La Grèce, nouveau Danemark : la politique internationale en août 1940
Les querelles balkaniques ne sont pas près de s’éteindre. Les difficultés qu’y soulèvent les convoitises dont la Roumanie est l’objet se compliquent de nouvelles tensions dans le sud de la péninsule. Un conflit apparent oppose depuis quelque temps la Grèce à l’Albanie. En vérité il s’agit la moins d’un problème balkanique que de visées italiennes sur des points stratégiques de la Méditerranée.
Car l’Albanie, incapable de s’attaquer seule a la Grèce, n’est plus en fait qu’une province italienne. Il est bien vrai que lors du découpage arbitraire de l’Europe en 1919, une minorité albanaise s’est trouvée incluse dans le territoire de la Grèce.
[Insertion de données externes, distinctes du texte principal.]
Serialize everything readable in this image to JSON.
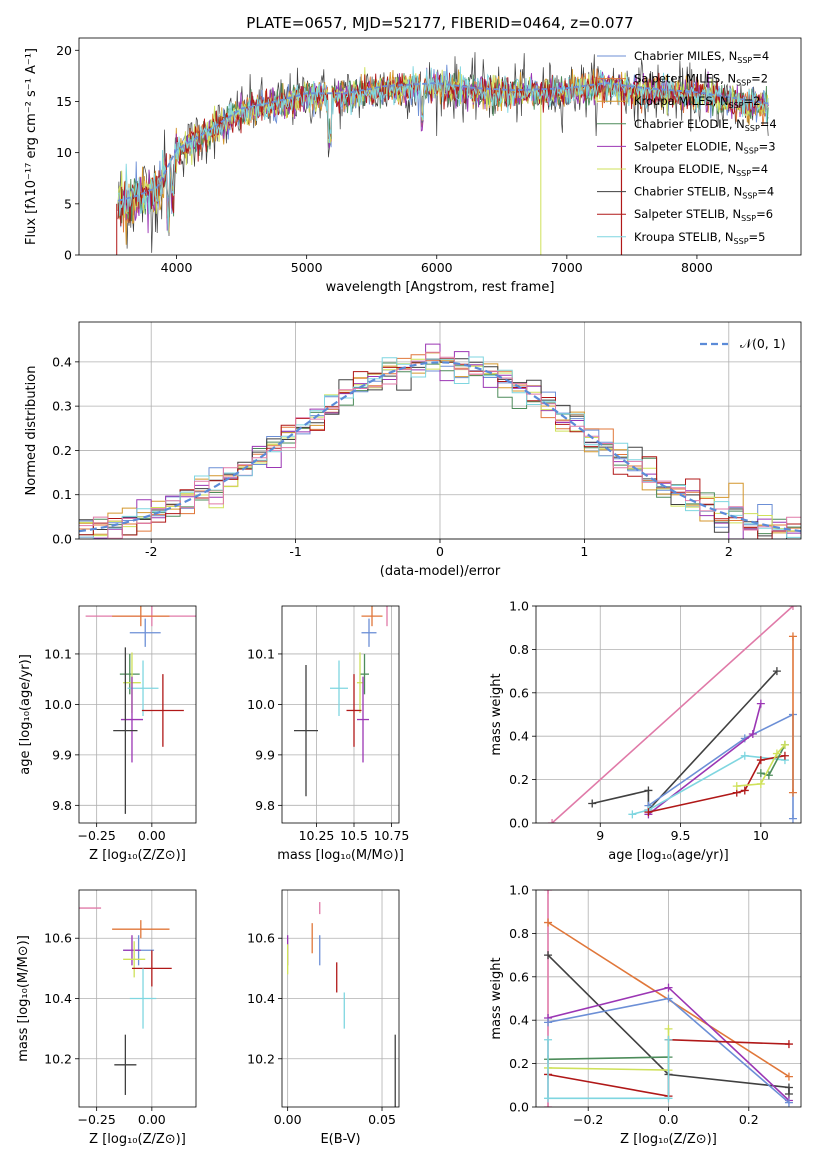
{
  "chart_data": [
    {
      "id": "spectrum",
      "type": "line",
      "title": "PLATE=0657, MJD=52177, FIBERID=0464, z=0.077",
      "xlabel": "wavelength [Angstrom, rest frame]",
      "ylabel": "Flux [fλ10⁻¹⁷ erg cm⁻² s⁻¹ A⁻¹]",
      "xlim": [
        3250,
        8800
      ],
      "ylim": [
        0,
        21.2
      ],
      "xticks": [
        4000,
        5000,
        6000,
        7000,
        8000
      ],
      "yticks": [
        0,
        5,
        10,
        15,
        20
      ],
      "grid": false,
      "legend_position": "right",
      "continuum": [
        {
          "x": 3550,
          "y": 5.0
        },
        {
          "x": 3700,
          "y": 5.5
        },
        {
          "x": 3850,
          "y": 6.3
        },
        {
          "x": 4000,
          "y": 10.0
        },
        {
          "x": 4200,
          "y": 11.5
        },
        {
          "x": 4500,
          "y": 14.0
        },
        {
          "x": 4800,
          "y": 14.8
        },
        {
          "x": 5000,
          "y": 15.5
        },
        {
          "x": 5300,
          "y": 15.5
        },
        {
          "x": 5600,
          "y": 16.2
        },
        {
          "x": 6000,
          "y": 16.5
        },
        {
          "x": 6300,
          "y": 16.0
        },
        {
          "x": 6600,
          "y": 15.8
        },
        {
          "x": 7000,
          "y": 16.0
        },
        {
          "x": 7300,
          "y": 16.5
        },
        {
          "x": 7600,
          "y": 16.0
        },
        {
          "x": 8000,
          "y": 15.6
        },
        {
          "x": 8300,
          "y": 15.0
        },
        {
          "x": 8550,
          "y": 14.5
        }
      ],
      "series": [
        {
          "name": "Chabrier MILES",
          "nssp": "4",
          "color": "#6c8fd6"
        },
        {
          "name": "Salpeter MILES",
          "nssp": "2",
          "color": "#e0773a"
        },
        {
          "name": "Kroupa MILES",
          "nssp": "2",
          "color": "#d4962c"
        },
        {
          "name": "Chabrier ELODIE",
          "nssp": "4",
          "color": "#4d8c5a"
        },
        {
          "name": "Salpeter ELODIE",
          "nssp": "3",
          "color": "#9b36b4"
        },
        {
          "name": "Kroupa ELODIE",
          "nssp": "4",
          "color": "#cfe15a"
        },
        {
          "name": "Chabrier STELIB",
          "nssp": "4",
          "color": "#404040"
        },
        {
          "name": "Salpeter STELIB",
          "nssp": "6",
          "color": "#b01818"
        },
        {
          "name": "Kroupa STELIB",
          "nssp": "5",
          "color": "#7fd6e0"
        }
      ]
    },
    {
      "id": "residuals",
      "type": "histogram",
      "xlabel": "(data-model)/error",
      "ylabel": "Normed distribution",
      "xlim": [
        -2.5,
        2.5
      ],
      "ylim": [
        0,
        0.49
      ],
      "xticks": [
        -2,
        -1,
        0,
        1,
        2
      ],
      "yticks": [
        0.0,
        0.1,
        0.2,
        0.3,
        0.4
      ],
      "grid": true,
      "legend_label": "𝒩(0, 1)",
      "legend_position": "top-right",
      "bin_width": 0.1,
      "series_colors": [
        "#6c8fd6",
        "#e0773a",
        "#d4962c",
        "#4d8c5a",
        "#9b36b4",
        "#cfe15a",
        "#404040",
        "#b01818",
        "#7fd6e0",
        "#e07aa8"
      ]
    },
    {
      "id": "age_vs_Z",
      "type": "errorbar",
      "xlabel": "Z [log₁₀(Z/Z⊙)]",
      "ylabel": "age  [log₁₀(age/yr)]",
      "xlim": [
        -0.33,
        0.2
      ],
      "ylim": [
        9.765,
        10.195
      ],
      "xticks": [
        -0.25,
        0.0
      ],
      "xticklabels": [
        "−0.25",
        "0.00"
      ],
      "yticks": [
        9.8,
        9.9,
        10.0,
        10.1
      ],
      "grid": true,
      "points": [
        {
          "x": 0.0,
          "y": 10.175,
          "xerr": 0.3,
          "yerr": 0.02,
          "color": "#e07aa8"
        },
        {
          "x": -0.05,
          "y": 10.175,
          "xerr": 0.13,
          "yerr": 0.02,
          "color": "#e0773a"
        },
        {
          "x": -0.03,
          "y": 10.142,
          "xerr": 0.07,
          "yerr": 0.028,
          "color": "#6c8fd6"
        },
        {
          "x": -0.1,
          "y": 10.06,
          "xerr": 0.045,
          "yerr": 0.04,
          "color": "#4d8c5a"
        },
        {
          "x": -0.09,
          "y": 10.043,
          "xerr": 0.04,
          "yerr": 0.06,
          "color": "#cfe15a"
        },
        {
          "x": -0.04,
          "y": 10.032,
          "xerr": 0.07,
          "yerr": 0.055,
          "color": "#7fd6e0"
        },
        {
          "x": 0.05,
          "y": 9.988,
          "xerr": 0.095,
          "yerr": 0.072,
          "color": "#b01818"
        },
        {
          "x": -0.09,
          "y": 9.97,
          "xerr": 0.05,
          "yerr": 0.085,
          "color": "#9b36b4"
        },
        {
          "x": -0.12,
          "y": 9.948,
          "xerr": 0.055,
          "yerr": 0.165,
          "color": "#404040"
        }
      ]
    },
    {
      "id": "age_vs_mass",
      "type": "errorbar",
      "xlabel": "mass [log₁₀(M/M⊙)]",
      "ylabel": "",
      "xlim": [
        10.02,
        10.8
      ],
      "ylim": [
        9.765,
        10.195
      ],
      "xticks": [
        10.25,
        10.5,
        10.75
      ],
      "yticks": [
        9.8,
        9.9,
        10.0,
        10.1
      ],
      "grid": true,
      "points": [
        {
          "x": 10.72,
          "y": 10.175,
          "xerr": 0.0,
          "yerr": 0.02,
          "color": "#e07aa8"
        },
        {
          "x": 10.62,
          "y": 10.175,
          "xerr": 0.07,
          "yerr": 0.02,
          "color": "#e0773a"
        },
        {
          "x": 10.6,
          "y": 10.142,
          "xerr": 0.05,
          "yerr": 0.028,
          "color": "#6c8fd6"
        },
        {
          "x": 10.57,
          "y": 10.06,
          "xerr": 0.03,
          "yerr": 0.04,
          "color": "#4d8c5a"
        },
        {
          "x": 10.54,
          "y": 10.043,
          "xerr": 0.02,
          "yerr": 0.06,
          "color": "#cfe15a"
        },
        {
          "x": 10.4,
          "y": 10.032,
          "xerr": 0.06,
          "yerr": 0.055,
          "color": "#7fd6e0"
        },
        {
          "x": 10.5,
          "y": 9.988,
          "xerr": 0.05,
          "yerr": 0.072,
          "color": "#b01818"
        },
        {
          "x": 10.56,
          "y": 9.97,
          "xerr": 0.04,
          "yerr": 0.085,
          "color": "#9b36b4"
        },
        {
          "x": 10.18,
          "y": 9.948,
          "xerr": 0.08,
          "yerr": 0.13,
          "color": "#404040"
        }
      ]
    },
    {
      "id": "mw_vs_age",
      "type": "line",
      "xlabel": "age  [log₁₀(age/yr)]",
      "ylabel": "mass weight",
      "xlim": [
        8.6,
        10.25
      ],
      "ylim": [
        0,
        1.0
      ],
      "xticks": [
        9.0,
        9.5,
        10.0
      ],
      "yticks": [
        0.0,
        0.2,
        0.4,
        0.6,
        0.8,
        1.0
      ],
      "grid": true,
      "lines": [
        {
          "color": "#e07aa8",
          "pts": [
            [
              8.7,
              0.0
            ],
            [
              10.2,
              1.0
            ]
          ]
        },
        {
          "color": "#404040",
          "pts": [
            [
              8.95,
              0.09
            ],
            [
              9.3,
              0.15
            ],
            [
              9.3,
              0.06
            ],
            [
              10.1,
              0.7
            ]
          ]
        },
        {
          "color": "#6c8fd6",
          "pts": [
            [
              9.3,
              0.08
            ],
            [
              9.9,
              0.39
            ],
            [
              10.2,
              0.5
            ],
            [
              10.2,
              0.02
            ]
          ]
        },
        {
          "color": "#9b36b4",
          "pts": [
            [
              9.3,
              0.04
            ],
            [
              9.95,
              0.41
            ],
            [
              10.0,
              0.55
            ]
          ]
        },
        {
          "color": "#7fd6e0",
          "pts": [
            [
              9.2,
              0.04
            ],
            [
              9.3,
              0.06
            ],
            [
              9.9,
              0.31
            ],
            [
              10.15,
              0.29
            ]
          ]
        },
        {
          "color": "#b01818",
          "pts": [
            [
              9.3,
              0.05
            ],
            [
              9.85,
              0.14
            ],
            [
              9.9,
              0.15
            ],
            [
              10.0,
              0.29
            ],
            [
              10.15,
              0.31
            ]
          ]
        },
        {
          "color": "#4d8c5a",
          "pts": [
            [
              10.0,
              0.23
            ],
            [
              10.05,
              0.22
            ],
            [
              10.15,
              0.36
            ]
          ]
        },
        {
          "color": "#cfe15a",
          "pts": [
            [
              9.85,
              0.17
            ],
            [
              10.0,
              0.18
            ],
            [
              10.1,
              0.32
            ],
            [
              10.15,
              0.36
            ]
          ]
        },
        {
          "color": "#e0773a",
          "pts": [
            [
              10.2,
              0.14
            ],
            [
              10.2,
              0.86
            ]
          ]
        }
      ]
    },
    {
      "id": "mass_vs_Z",
      "type": "errorbar",
      "xlabel": "Z [log₁₀(Z/Z⊙)]",
      "ylabel": "mass [log₁₀(M/M⊙)]",
      "xlim": [
        -0.33,
        0.2
      ],
      "ylim": [
        10.04,
        10.76
      ],
      "xticks": [
        -0.25,
        0.0
      ],
      "xticklabels": [
        "−0.25",
        "0.00"
      ],
      "yticks": [
        10.2,
        10.4,
        10.6
      ],
      "grid": true,
      "points": [
        {
          "x": -0.28,
          "y": 10.7,
          "xerr": 0.05,
          "yerr": 0.0,
          "color": "#e07aa8"
        },
        {
          "x": -0.05,
          "y": 10.63,
          "xerr": 0.13,
          "yerr": 0.03,
          "color": "#e0773a"
        },
        {
          "x": -0.06,
          "y": 10.56,
          "xerr": 0.07,
          "yerr": 0.05,
          "color": "#6c8fd6"
        },
        {
          "x": -0.09,
          "y": 10.56,
          "xerr": 0.04,
          "yerr": 0.05,
          "color": "#9b36b4"
        },
        {
          "x": -0.08,
          "y": 10.53,
          "xerr": 0.05,
          "yerr": 0.06,
          "color": "#cfe15a"
        },
        {
          "x": 0.0,
          "y": 10.5,
          "xerr": 0.09,
          "yerr": 0.06,
          "color": "#b01818"
        },
        {
          "x": -0.04,
          "y": 10.4,
          "xerr": 0.06,
          "yerr": 0.1,
          "color": "#7fd6e0"
        },
        {
          "x": -0.12,
          "y": 10.18,
          "xerr": 0.05,
          "yerr": 0.1,
          "color": "#404040"
        }
      ]
    },
    {
      "id": "mass_vs_ebv",
      "type": "errorbar",
      "xlabel": "E(B-V)",
      "ylabel": "",
      "xlim": [
        -0.003,
        0.059
      ],
      "ylim": [
        10.04,
        10.76
      ],
      "xticks": [
        0.0,
        0.05
      ],
      "xticklabels": [
        "0.00",
        "0.05"
      ],
      "yticks": [
        10.2,
        10.4,
        10.6
      ],
      "grid": true,
      "points": [
        {
          "x": 0.017,
          "y": 10.7,
          "xerr": 0.0,
          "yerr": 0.02,
          "color": "#e07aa8"
        },
        {
          "x": 0.013,
          "y": 10.6,
          "xerr": 0.0,
          "yerr": 0.05,
          "color": "#e0773a"
        },
        {
          "x": 0.017,
          "y": 10.56,
          "xerr": 0.0,
          "yerr": 0.05,
          "color": "#6c8fd6"
        },
        {
          "x": 0.0,
          "y": 10.56,
          "xerr": 0.0,
          "yerr": 0.05,
          "color": "#9b36b4"
        },
        {
          "x": 0.0,
          "y": 10.53,
          "xerr": 0.0,
          "yerr": 0.05,
          "color": "#cfe15a"
        },
        {
          "x": 0.026,
          "y": 10.47,
          "xerr": 0.0,
          "yerr": 0.05,
          "color": "#b01818"
        },
        {
          "x": 0.03,
          "y": 10.36,
          "xerr": 0.0,
          "yerr": 0.06,
          "color": "#7fd6e0"
        },
        {
          "x": 0.057,
          "y": 10.16,
          "xerr": 0.0,
          "yerr": 0.12,
          "color": "#404040"
        }
      ]
    },
    {
      "id": "mw_vs_Z",
      "type": "line",
      "xlabel": "Z [log₁₀(Z/Z⊙)]",
      "ylabel": "mass weight",
      "xlim": [
        -0.33,
        0.33
      ],
      "ylim": [
        0,
        1.0
      ],
      "xticks": [
        -0.2,
        0.0,
        0.2
      ],
      "xticklabels": [
        "−0.2",
        "0.0",
        "0.2"
      ],
      "yticks": [
        0.0,
        0.2,
        0.4,
        0.6,
        0.8,
        1.0
      ],
      "grid": true,
      "lines": [
        {
          "color": "#e07aa8",
          "pts": [
            [
              -0.3,
              0.0
            ],
            [
              -0.3,
              1.0
            ]
          ]
        },
        {
          "color": "#e0773a",
          "pts": [
            [
              -0.3,
              0.85
            ],
            [
              0.3,
              0.14
            ]
          ]
        },
        {
          "color": "#404040",
          "pts": [
            [
              -0.3,
              0.7
            ],
            [
              0.0,
              0.15
            ],
            [
              0.3,
              0.09
            ],
            [
              0.3,
              0.06
            ]
          ]
        },
        {
          "color": "#9b36b4",
          "pts": [
            [
              -0.3,
              0.41
            ],
            [
              0.0,
              0.55
            ],
            [
              0.3,
              0.03
            ]
          ]
        },
        {
          "color": "#6c8fd6",
          "pts": [
            [
              -0.3,
              0.39
            ],
            [
              0.0,
              0.5
            ],
            [
              0.3,
              0.02
            ]
          ]
        },
        {
          "color": "#b01818",
          "pts": [
            [
              -0.3,
              0.15
            ],
            [
              0.0,
              0.05
            ],
            [
              0.0,
              0.31
            ],
            [
              0.3,
              0.29
            ]
          ]
        },
        {
          "color": "#4d8c5a",
          "pts": [
            [
              -0.3,
              0.22
            ],
            [
              0.0,
              0.23
            ]
          ]
        },
        {
          "color": "#cfe15a",
          "pts": [
            [
              -0.3,
              0.18
            ],
            [
              0.0,
              0.17
            ],
            [
              0.0,
              0.36
            ]
          ]
        },
        {
          "color": "#7fd6e0",
          "pts": [
            [
              -0.3,
              0.31
            ],
            [
              -0.3,
              0.04
            ],
            [
              0.0,
              0.04
            ],
            [
              0.0,
              0.31
            ]
          ]
        }
      ]
    }
  ]
}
Cela ne faisait qu’ajouter aux autres nombreux et plus épineux problèmes des minorités dans l’indéchiffrable mosaïque de races qu’est l’Europe de l’est et du sud-est. Mais les réclamations albanaises ; sur les territoires grecs adjacents au petit royaume restaient théoriques.
Maintenant que l’Italie a imposé au plus petit des pays balkaniques le brutal protectorat que l’on sait, le Duce reprend sur une plus petite échelle la cynique comédie des dictatures qui cherchent à se camoufler derrière les gouvernements – fantômes des contrées qu’elles ont conquises sans les annexer officiellement.
Un soulèvement de montagnards albanais, peut être fomenté par des agents italiens, peut-être même imaginé pour les besoins de la cause, sert de prétexte à la nouvelle agitation italienne dans la péninsule balkanique. Rome prétend que ce soulèvement est d’inspiration grecque ou même britannique – les fascistes voyant partout la main de l’Angleterre. Elle voit là une menace pour l’Albanie et, à la mode hitlérienne, elle s’apprête à protéger de nouveau l’ancien royaume du roi Zogou, se faisant le champion de la pauvre petite Albanie contre la méchante Grèce.
La querelle véritable est entre l’Italie et la Grèce. Celle-ci par sa position géographique, barre la route à celle-là dans son ambition de dominer le bassin méditerranéen.
La Grèce détient l’ile stratégique de Corfou a l’entrée de l’Adriatique et commande par son territoire même le nord-est de la Méditerranée. Le nord-est de la Grèce, la Macédoine et le grand port de Salonique, permettrait à l’Italie, si elle l’occupait, de fermer l’issue de la mer Noire aux flottes russes et turques, ses deux principales rivales en Méditerranée après l’Angleterre. Le sud de la Grèce et les iles qui le prolongent jusqu’à la Crète pourraient servir de base pour une attaque contre Suez et l’Égypte pendant que convergeraient vers les mêmes points les armées de Lybie, d’Éthiopie et d’Érythrée, dans l’intention d’envahir l’ancien royaume des Pharaons par trois côtés à la fois et d’attaquer le canal de Suez par ses deux extrémités.
La Grèce se trouve placée entre l’Italie d’un côte et la Turquie et l’Égypte de l’autre comme le Danemark et les Pays-Bas entre l’Allemagne d’une part et la Norvège et l’Angleterre de l’autre. L’analogie des situations est aussi frappante que l’identité dos procédés. Mussolini cherche à entourer l’Égypte comme Hitler la Grande-Bretagne. En Égypte comme ailleurs en Méditerranée c’est encore l’Angleterre que vise le Duce.
Pour cela il fera, à l’instar du Führer, la conquête des petits pays qui ont le tort de se trouver sur son passage. À la façon de .son modèle allemand toujours, il procède par étapes, faisant porter tous ses efforts sur un seul point à la fois, occupant les territoires un à un comme les carreaux d’un damier.
Quand son jeu sera prêt et que Hitler croira le sien également bien au point, ils déclencheront leur double blitzkrieg, l’un cherchant à envahir la Grande-Bretagne de tous les côtés à la fois après avoir établi dos bases d’attaques et de ravitaillement sur tout le pourtour de la Mer du Nord et de la Manche, l’autre tentant d’encercler de la même façon l’Égypte, Suez, toutes les possessions britanniques de la Méditerranée et de couper du même coup les communications vitales de l’Empire.
Voilà le jeu savamment combiné que révèle la campagne lancée par l’Italie contre la Grèce, campagne en tous points semblable à celles qui ont précédé les invasions hitlériennes. C’est sur le jeu plus facile a combiner qu’à réussir.
(Ce texte analytique date du mois d’août 1940 et il témoigne de la situation internationale dans le monde à cette époque, au début de la Deuxième guerre mondiale).